Private equity and superannuation

I was reading The Economist yesterday and looking at some of their graphs in the growth of private equity investment. As I understand it, private equity investment is like stock market investment except less transparent. And presumably you can only be a private equity investor if you have a large enough chunk of money. I can't really think of any legitimate reason for there to be a large shift to private equity funding, but apparently it has happened anyway. The graph of it (from The Economist looks a little like a logistical growth line.

I have a theory about this. I've made previous predictions that superannuation schemes all over the world would reduce the returns to capital. I was happy about it, because I was hoping that maybe poor people would start getting rich at the same rate as the wealthy. Since they all have to throw their investment money in the same pot, and superannuation funds provide some nifty economics of scale, no one can tell the difference between the poor money from the rich money. I didn't really think the rich would let that happen. The rich have mostly been happy about the idea of trillions of dollars flooding into their precious markets, and you wouldn't be happy about that unless you had a scheme.

I wonder if maybe that scheme is something like this. Let the poor put all their money into stocks. The stock prices get inflated so they think they're getting a good deal for a while, even though no wealth has actually been generated. A lot of that spare money ends up as CEO salaries and consulting fees for investment banks and management fees for the super funds. The rich take their money out of the inflated stock markets and start investing in private equity markets, where the returns are higher.

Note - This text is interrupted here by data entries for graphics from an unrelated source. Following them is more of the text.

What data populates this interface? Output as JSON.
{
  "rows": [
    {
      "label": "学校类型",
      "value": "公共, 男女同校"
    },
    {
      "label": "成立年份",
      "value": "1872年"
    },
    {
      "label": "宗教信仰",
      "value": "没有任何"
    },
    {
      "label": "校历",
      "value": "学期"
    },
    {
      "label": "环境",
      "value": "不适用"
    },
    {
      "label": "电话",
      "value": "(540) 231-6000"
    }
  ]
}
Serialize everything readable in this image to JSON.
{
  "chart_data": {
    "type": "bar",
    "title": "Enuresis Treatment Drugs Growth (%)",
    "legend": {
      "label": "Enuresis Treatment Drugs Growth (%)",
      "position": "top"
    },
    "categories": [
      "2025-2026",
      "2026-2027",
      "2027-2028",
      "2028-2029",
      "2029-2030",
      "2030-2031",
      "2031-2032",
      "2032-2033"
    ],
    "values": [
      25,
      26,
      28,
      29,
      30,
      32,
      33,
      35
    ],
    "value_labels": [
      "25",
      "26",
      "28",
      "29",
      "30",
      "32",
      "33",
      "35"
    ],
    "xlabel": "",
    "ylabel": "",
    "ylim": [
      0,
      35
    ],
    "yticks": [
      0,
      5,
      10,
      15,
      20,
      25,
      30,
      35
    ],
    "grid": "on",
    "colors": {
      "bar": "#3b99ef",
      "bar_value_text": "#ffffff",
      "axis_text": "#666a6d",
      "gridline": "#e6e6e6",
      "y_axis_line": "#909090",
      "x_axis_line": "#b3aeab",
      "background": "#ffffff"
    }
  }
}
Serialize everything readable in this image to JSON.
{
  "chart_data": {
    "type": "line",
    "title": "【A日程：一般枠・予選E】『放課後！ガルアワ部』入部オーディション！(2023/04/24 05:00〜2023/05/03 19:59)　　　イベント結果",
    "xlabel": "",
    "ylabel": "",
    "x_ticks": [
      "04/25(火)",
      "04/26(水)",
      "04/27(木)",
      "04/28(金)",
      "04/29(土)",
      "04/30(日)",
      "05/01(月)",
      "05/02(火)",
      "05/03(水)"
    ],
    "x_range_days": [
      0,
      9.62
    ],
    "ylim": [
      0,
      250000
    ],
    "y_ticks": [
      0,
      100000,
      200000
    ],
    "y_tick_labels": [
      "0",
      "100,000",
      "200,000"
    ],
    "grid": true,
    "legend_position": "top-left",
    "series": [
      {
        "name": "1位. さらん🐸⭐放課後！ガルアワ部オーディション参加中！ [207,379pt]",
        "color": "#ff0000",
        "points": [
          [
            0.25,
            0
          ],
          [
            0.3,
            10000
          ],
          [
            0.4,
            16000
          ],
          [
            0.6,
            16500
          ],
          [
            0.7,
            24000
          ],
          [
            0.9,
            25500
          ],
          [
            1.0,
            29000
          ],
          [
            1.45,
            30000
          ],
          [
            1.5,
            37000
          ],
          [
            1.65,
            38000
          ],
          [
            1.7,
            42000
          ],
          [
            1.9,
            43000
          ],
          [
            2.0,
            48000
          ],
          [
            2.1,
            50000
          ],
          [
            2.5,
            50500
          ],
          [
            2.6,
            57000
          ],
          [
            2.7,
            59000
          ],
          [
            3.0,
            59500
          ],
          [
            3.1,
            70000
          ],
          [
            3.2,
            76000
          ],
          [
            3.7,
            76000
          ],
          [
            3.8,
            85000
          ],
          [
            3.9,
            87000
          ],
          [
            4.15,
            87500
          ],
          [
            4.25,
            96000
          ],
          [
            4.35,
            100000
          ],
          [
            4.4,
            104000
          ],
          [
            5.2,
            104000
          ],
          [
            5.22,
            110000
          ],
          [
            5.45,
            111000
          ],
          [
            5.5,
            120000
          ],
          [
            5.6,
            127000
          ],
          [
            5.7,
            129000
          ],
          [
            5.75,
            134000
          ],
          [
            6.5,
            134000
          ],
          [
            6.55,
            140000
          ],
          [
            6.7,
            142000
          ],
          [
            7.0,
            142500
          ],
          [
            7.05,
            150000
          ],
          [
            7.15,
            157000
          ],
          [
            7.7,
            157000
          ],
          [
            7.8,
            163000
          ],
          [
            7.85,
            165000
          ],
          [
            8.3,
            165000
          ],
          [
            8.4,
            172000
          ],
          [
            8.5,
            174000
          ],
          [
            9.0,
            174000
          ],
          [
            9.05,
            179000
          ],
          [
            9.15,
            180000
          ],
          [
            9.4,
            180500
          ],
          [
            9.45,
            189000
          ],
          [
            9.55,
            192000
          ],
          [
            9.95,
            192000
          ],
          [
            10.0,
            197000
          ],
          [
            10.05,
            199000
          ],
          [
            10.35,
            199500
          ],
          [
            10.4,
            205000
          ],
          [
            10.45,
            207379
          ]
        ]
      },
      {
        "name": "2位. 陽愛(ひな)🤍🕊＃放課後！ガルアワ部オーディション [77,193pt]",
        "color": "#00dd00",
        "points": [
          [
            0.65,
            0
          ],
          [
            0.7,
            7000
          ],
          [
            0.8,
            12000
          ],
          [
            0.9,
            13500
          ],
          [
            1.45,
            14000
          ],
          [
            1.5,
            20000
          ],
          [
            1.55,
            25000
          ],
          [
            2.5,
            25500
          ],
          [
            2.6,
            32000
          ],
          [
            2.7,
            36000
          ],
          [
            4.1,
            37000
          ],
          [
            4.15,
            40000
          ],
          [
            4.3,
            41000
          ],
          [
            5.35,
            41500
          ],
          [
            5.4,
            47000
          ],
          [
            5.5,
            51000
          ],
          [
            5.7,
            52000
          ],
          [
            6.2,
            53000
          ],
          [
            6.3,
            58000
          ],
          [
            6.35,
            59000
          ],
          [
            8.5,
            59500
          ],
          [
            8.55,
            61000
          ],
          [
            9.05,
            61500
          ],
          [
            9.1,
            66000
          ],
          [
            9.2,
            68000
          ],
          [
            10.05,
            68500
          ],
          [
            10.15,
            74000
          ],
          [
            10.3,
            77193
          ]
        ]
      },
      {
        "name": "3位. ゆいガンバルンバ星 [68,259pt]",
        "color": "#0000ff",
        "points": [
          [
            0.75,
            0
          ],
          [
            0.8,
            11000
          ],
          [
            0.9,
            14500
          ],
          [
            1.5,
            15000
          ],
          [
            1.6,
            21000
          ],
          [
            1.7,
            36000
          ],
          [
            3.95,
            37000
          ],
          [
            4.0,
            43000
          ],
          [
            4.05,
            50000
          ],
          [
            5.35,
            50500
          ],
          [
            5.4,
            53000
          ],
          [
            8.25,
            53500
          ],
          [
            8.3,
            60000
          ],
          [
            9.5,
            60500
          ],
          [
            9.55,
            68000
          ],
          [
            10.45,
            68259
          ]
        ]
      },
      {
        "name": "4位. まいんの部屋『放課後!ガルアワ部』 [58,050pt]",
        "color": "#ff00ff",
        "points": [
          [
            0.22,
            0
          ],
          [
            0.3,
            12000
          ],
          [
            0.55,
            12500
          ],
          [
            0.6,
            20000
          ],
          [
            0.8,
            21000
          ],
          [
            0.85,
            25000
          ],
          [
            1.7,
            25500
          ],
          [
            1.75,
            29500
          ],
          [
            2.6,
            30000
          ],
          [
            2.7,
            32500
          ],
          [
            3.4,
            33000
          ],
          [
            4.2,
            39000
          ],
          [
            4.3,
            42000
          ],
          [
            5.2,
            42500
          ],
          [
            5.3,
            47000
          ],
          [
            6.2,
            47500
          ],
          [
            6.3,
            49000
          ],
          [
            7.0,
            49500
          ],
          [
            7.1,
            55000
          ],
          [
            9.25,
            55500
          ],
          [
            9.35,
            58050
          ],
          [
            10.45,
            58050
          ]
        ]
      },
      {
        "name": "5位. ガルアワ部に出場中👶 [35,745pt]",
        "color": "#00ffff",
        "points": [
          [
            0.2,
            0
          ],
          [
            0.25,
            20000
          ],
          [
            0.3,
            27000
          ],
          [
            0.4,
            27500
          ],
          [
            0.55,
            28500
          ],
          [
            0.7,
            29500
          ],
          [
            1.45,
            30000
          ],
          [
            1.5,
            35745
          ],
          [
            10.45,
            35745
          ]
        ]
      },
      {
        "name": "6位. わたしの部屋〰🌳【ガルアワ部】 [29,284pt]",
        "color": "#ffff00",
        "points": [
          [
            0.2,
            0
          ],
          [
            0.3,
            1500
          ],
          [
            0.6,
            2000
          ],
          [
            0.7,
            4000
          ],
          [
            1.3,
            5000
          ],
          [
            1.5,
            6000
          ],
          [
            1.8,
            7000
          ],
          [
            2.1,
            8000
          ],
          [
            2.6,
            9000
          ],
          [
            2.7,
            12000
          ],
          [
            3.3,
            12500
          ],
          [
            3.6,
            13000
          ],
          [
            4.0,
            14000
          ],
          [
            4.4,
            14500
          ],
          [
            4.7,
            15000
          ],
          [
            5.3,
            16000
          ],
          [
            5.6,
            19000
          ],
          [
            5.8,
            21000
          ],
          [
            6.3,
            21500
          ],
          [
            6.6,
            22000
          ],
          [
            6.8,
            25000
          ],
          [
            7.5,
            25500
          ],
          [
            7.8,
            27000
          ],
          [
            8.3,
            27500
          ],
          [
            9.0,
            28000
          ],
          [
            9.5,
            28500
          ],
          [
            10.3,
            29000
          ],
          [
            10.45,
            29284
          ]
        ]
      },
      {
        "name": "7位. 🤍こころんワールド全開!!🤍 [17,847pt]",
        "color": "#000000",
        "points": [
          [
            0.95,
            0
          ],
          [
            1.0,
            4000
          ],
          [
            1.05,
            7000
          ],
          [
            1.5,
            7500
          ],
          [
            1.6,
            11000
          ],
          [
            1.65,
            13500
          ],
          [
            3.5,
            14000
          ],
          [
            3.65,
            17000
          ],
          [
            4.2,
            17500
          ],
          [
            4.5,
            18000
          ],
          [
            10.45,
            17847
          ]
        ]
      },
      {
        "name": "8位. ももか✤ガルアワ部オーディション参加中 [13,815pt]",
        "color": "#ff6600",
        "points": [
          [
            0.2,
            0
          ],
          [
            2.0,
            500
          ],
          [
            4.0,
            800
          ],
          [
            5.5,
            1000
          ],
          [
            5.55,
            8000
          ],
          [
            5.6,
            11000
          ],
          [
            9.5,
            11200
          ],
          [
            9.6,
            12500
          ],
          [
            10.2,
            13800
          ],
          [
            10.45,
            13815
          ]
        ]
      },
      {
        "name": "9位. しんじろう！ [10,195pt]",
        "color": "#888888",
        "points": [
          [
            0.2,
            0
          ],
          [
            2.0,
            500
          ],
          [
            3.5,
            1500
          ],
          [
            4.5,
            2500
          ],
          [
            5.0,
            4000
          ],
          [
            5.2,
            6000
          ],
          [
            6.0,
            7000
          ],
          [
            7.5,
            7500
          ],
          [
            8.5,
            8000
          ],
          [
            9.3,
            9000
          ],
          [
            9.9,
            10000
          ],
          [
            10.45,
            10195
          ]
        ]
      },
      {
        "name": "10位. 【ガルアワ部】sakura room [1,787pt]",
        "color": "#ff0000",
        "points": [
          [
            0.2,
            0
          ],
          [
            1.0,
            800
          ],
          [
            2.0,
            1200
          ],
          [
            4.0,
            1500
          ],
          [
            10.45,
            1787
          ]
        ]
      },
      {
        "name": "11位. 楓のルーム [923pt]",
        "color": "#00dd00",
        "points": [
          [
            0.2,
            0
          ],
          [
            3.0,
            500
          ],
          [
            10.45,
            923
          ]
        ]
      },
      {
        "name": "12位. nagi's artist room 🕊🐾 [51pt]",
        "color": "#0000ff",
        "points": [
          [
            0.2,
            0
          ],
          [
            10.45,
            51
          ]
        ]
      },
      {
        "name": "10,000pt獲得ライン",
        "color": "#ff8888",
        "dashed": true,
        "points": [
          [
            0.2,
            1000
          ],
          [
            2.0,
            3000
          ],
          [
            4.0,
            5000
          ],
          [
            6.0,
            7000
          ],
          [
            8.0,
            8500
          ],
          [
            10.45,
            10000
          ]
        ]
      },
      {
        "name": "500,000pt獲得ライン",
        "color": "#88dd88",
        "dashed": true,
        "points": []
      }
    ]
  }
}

I'm guessing that when the pendulum swings back from capital to labour (as it should), and wages grab back some of those profits, the stock market is suddenly going to look like a pretty poor deal. Since the mid-1990s only 28% of productivity growth has gone to workers, so profits have gone through the roof. However, the average P/E ratio has stayed constant. I've previously tried to figure out how the P/E ratio had stayed the same despite buckets of superannuation money and fairly constant productivity growth. It seems like it can mostly be explained by the increase of profits relative to wages.

So telling workers that slow wage growth doesn't matter because they're getting great returns on their stock portfolio isn't very honest if their dividends are coming straight out of the wage increases they aren't getting. It's particularly unencouraging for the very large number of workers who haven't ever had enough money to get themselves a stock portfolio.

I'm not very happy with my theory, because I'd expect that there's going to be money to be made in smuggling poor people's money into the rich people's private equity markets. The fabulous thing about rich people is they're usually happy to stab each other in the back for a quick buck.